Overall temperature has dropped in the Antarctic region, according to NASA’s intensive study. Mass gains of the Antarctic ice sheet has also been reported in October.

"Field data suggests that there’s been a modest cooling in the area over the 2009–2015 time period,” said Christopher Shuman, a glaciologist at the University of Maryland. “Images collected during that time by the Moderate Resolution Imaging Spectroradiometer on the Terra and Aqua satellites show more persistent fast ice (sea ice that is attached to the shore) in the Larsen A and Larsen B embayments.”

However, Shuman argues that the drop in temperature is still not enough to keep all the glaciers from melting. Moreover, NASA’s Operation IceBridge, an airborne survey of polar ice, shows that large glaciers continue to lose mass despite the cooling and the build up of sea ice.

The agency claimed that the snowfall that began 10,000 years ago has been slowly adding up on the ice sheet and compacting into solid ice, thickening the ice in East Antarctica and the interior of West Antarctica. This gradual thickening over thousands of years resulted to a very large mass of ice.
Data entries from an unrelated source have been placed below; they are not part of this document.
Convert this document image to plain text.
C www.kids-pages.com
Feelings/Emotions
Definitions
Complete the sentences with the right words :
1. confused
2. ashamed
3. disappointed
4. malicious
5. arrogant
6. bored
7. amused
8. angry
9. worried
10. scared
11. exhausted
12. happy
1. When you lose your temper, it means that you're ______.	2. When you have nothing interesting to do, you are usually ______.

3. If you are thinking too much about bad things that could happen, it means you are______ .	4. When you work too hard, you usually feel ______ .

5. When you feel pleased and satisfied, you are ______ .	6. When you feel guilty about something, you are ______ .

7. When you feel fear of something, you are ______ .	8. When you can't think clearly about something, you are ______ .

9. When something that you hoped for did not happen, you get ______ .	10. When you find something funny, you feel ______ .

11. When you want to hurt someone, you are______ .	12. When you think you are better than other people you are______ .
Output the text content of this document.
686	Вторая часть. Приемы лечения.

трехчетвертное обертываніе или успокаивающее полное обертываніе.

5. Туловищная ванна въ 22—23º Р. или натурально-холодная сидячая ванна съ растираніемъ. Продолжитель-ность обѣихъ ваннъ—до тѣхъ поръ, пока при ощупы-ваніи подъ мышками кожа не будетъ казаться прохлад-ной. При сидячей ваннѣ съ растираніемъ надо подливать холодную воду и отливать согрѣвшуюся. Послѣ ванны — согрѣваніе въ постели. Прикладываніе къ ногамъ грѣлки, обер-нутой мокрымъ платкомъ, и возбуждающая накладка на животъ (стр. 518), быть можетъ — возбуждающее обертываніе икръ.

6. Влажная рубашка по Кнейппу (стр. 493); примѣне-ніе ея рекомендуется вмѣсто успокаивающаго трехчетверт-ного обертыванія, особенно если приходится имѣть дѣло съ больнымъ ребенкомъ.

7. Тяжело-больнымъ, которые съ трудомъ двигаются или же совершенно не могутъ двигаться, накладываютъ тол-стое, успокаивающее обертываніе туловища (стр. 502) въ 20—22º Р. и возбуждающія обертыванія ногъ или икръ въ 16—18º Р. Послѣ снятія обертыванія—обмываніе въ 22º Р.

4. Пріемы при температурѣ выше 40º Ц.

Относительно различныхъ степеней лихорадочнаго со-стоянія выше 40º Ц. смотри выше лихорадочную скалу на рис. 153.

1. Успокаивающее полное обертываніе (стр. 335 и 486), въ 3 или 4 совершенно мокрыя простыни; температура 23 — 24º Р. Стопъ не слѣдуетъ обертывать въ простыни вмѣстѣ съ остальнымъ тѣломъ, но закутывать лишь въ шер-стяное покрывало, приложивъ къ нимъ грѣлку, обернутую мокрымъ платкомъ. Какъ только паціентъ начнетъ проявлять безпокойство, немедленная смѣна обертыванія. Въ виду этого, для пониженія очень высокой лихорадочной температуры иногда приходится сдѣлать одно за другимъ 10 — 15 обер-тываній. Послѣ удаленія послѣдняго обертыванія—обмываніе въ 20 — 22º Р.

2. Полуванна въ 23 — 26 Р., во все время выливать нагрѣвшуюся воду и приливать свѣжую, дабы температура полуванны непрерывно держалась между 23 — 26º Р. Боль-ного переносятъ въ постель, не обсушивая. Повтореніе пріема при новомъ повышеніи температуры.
“Our main disagreement is for East Antarctica and the interior of West Antarctica,” said Jay Zwally, a glaciologist with NASA Goddard Space Flight Center in Greenbelt, Maryland, the Christian Science Monitor notes. “We see an ice gain that exceeds the losses in the other areas.”

"It can be boiled down to this: temperatures of the Earth’s three big fluid systems are each trending in different directions,” suggested James Kamis, a geologist, the Daily Express reports. “The temperature of the Pacific Ocean is rising, the temperature of the atmosphere has remained constant, and the temperature of the Atlantic Ocean is cooling."

Zwally adds that in 20 or 30 years, the losses of ice in Antarctic Peninsula and other parts of West Antarctica will catch up with the gain seen in East Antarctica if both rates continue to increase equally. When this happens, even huge snowfalls are not enough to counteract the consequences.

Sceptics claim that these announcements could dismiss the myth of man-made global warming. They insist that human industrialisation does not have a huge impact on the global temperature. Hence, the whole issue will be discussed at the incoming 2015 United Nations Climate Change Conference in Paris, from Nov 30 to Dec 11.